I’ve been trying to eat healthier lately, and for that, I’ve been on a mostly paleo diet.

On paleo, there’s no pasta, so you look for alternatives, and this is one that was actually tasty:

Ingredients

  • 3 medium zucchinis
  • 1 pot of fresh basil
  • 1 garlic clove
  • 1 package of cherry tomatoes
  • 50 g pine nuts
  • 2 dl olive oil
  • 4 chicken fillets (500 g)
  • 80 g (¼ cup) grated parmesan cheese

Directions

  1. Slice zucchinis into noodles using a mandolin, julienne peeler or even cut with a knife (gives a more uneven result).
  2. Chop basil leaves and garlic cloves in a food processor coarsely. Add olive oil slowly while processing until blended. Add salt and pepper.
  3. Heat some water. Add zucchini noodles and boil for 1-2 min maximum.
  4. Fry the whole chicken fillets 1,5 min on each side until golden.
  5. Place in the middle of the oven for 20 min.
  6. Let cook until they are well done.
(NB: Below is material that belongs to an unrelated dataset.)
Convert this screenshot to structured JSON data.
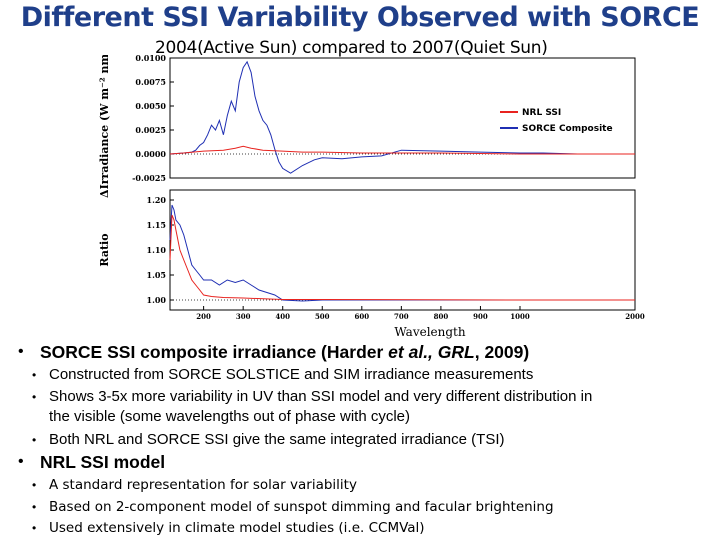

Let rest a few minutes then cut the fillets up into 0,5-inch-cubes.
  7. Halve the tomatoes and combine zucchini pasta, fresh pesto, tomato halves and chicken.
  8. Toss together until everything is coated in creamy fragrant pesto.

You can vary this pretty easily, my daughter likes to have it with Alfredo sauce, for example.